Under Guardiola, Grealish would have to fall into line and earn his freedom by performing his precisely set duties in both attacking and defending scenarios. Success under Guardiola would surely convince Southgate that Grealish deserves similar faith and prominence for England.

Then there is the prospect of transplanting City’s attacking unit – should it become one – directly into Southgate’s XI. England’s attack was far from fluid for much of the European Championships and Southgate spent most of the last month seeking the right blend but their potency would be heightened with the familiarity that would come from Grealish, Kane, Raheem Sterling and Phil Foden playing together.

Not that they would line up alongside each other every few days in a City shirt. Guardiola already has mouthwatering attacking options in Kevin De Bruyne, Ferran Torres, Riyad Mahrez, Gabriel Jesus and Bernardo Silva. Grealish in particular would have to justify his place every game in stark contrast to the guaranteed spot he has on the Villa team-sheet. With that fire under an arse he is exceptionally proud of, Grealish’s ridiculous potential could be unlocked at the very highest level.

Similar goes for Rice.
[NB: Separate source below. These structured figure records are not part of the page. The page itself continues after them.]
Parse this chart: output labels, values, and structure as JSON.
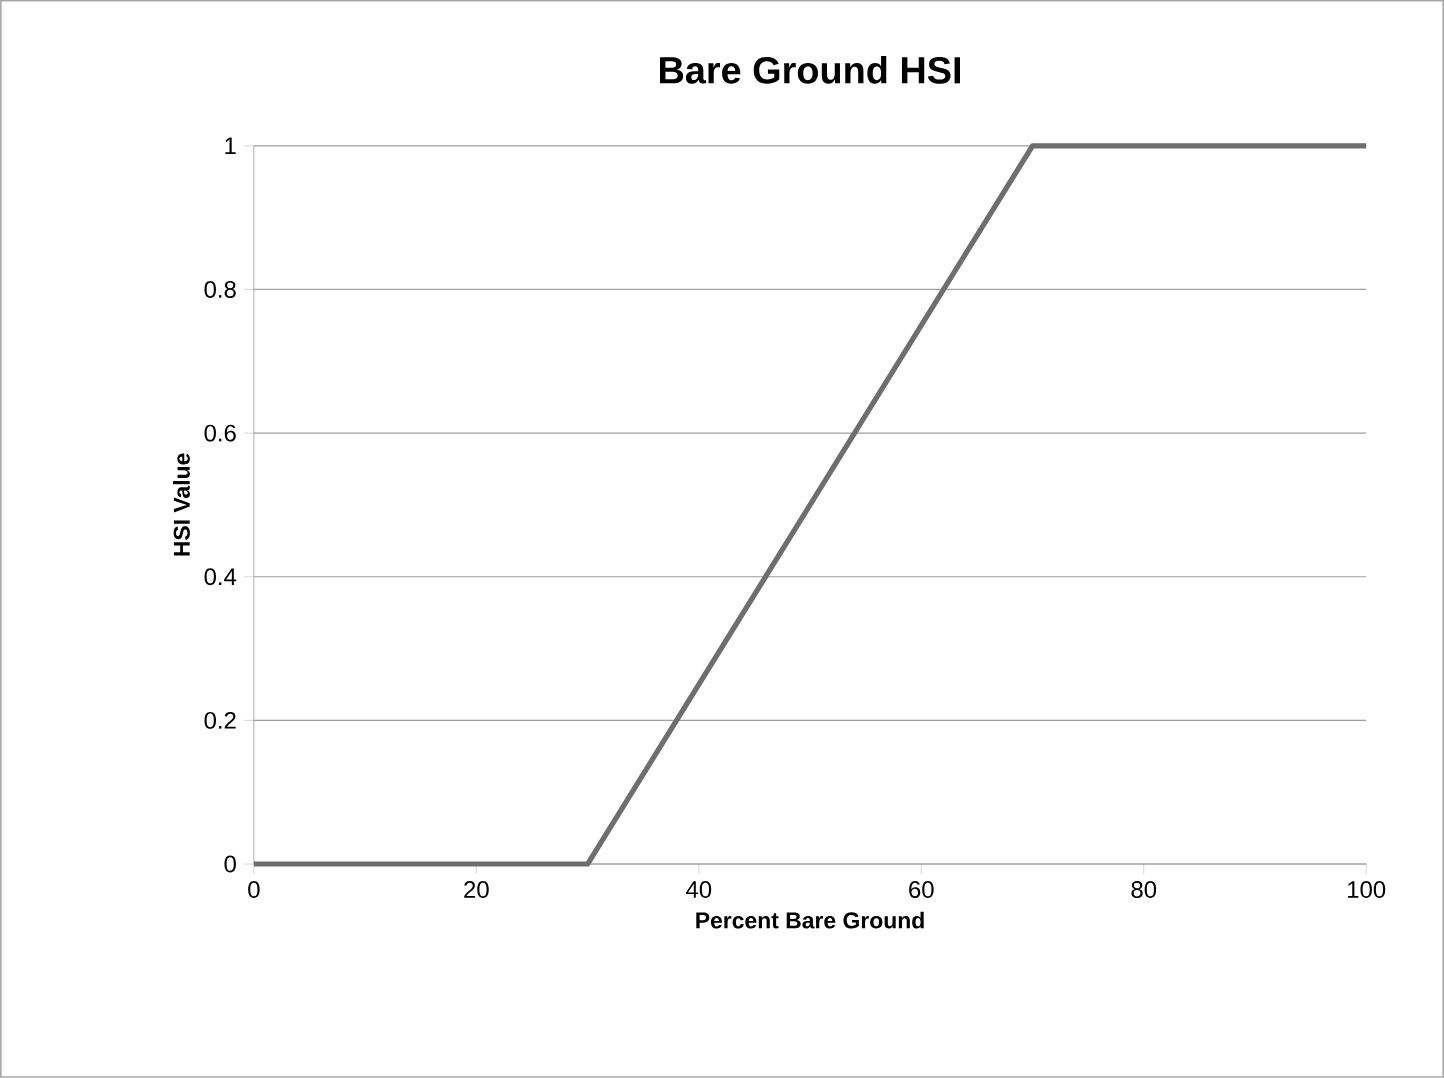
{
  "chart_data": {
    "type": "line",
    "title": "Bare Ground HSI",
    "xlabel": "Percent Bare Ground",
    "ylabel": "HSI Value",
    "series": [
      {
        "x": [
          0,
          30,
          70,
          100
        ],
        "values": [
          0,
          0,
          1,
          1
        ],
        "color": "#6e6e6e"
      }
    ],
    "xlim": [
      0,
      100
    ],
    "ylim": [
      0,
      1
    ],
    "xticks": [
      0,
      20,
      40,
      60,
      80,
      100
    ],
    "yticks": [
      0,
      0.2,
      0.4,
      0.6,
      0.8,
      1
    ],
    "grid": "y",
    "marker": "none",
    "line_style": "solid"
  }
}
The West Ham midfielder had a hugely creditable European Championship , dovetailing wonderfully with Kalvin Phillips.

Rice performed a splendid screening job in front of Southgate’s defence, whichever form it took. But could he have offered the same impetus in possession that he brought when England didn’t have the ball?

At West Ham, under David Moyes, closing doors rather than unlocking them is his primary role. As it is for England. But it is entirely reasonable for Southgate to expect greater proficiency in both roles.

Thomas Tuchel certainly would. And a big-money return to Chelsea, the club which released him at 14, would give Rice the perfect platform to raise his game further still.

How could he not learn from Jorginho and N’Golo Kante? The former is renowned for his passing – while covering more ground than anyone else at the Euros – while the latter is revered for his dynamism, which often overshadows his ability to break lines with penetrative runs.

Rice has the potential to do it all at the highest level; he just needs the guidance and the stage. Phillips already has Marcelo Bielsa’s mentoring at Leeds, which makes his hometown club an ideal environment for the Yorkshire Pirlo. Despite what Moyes might protest, Rice will struggle to make further strides at the London Stadium.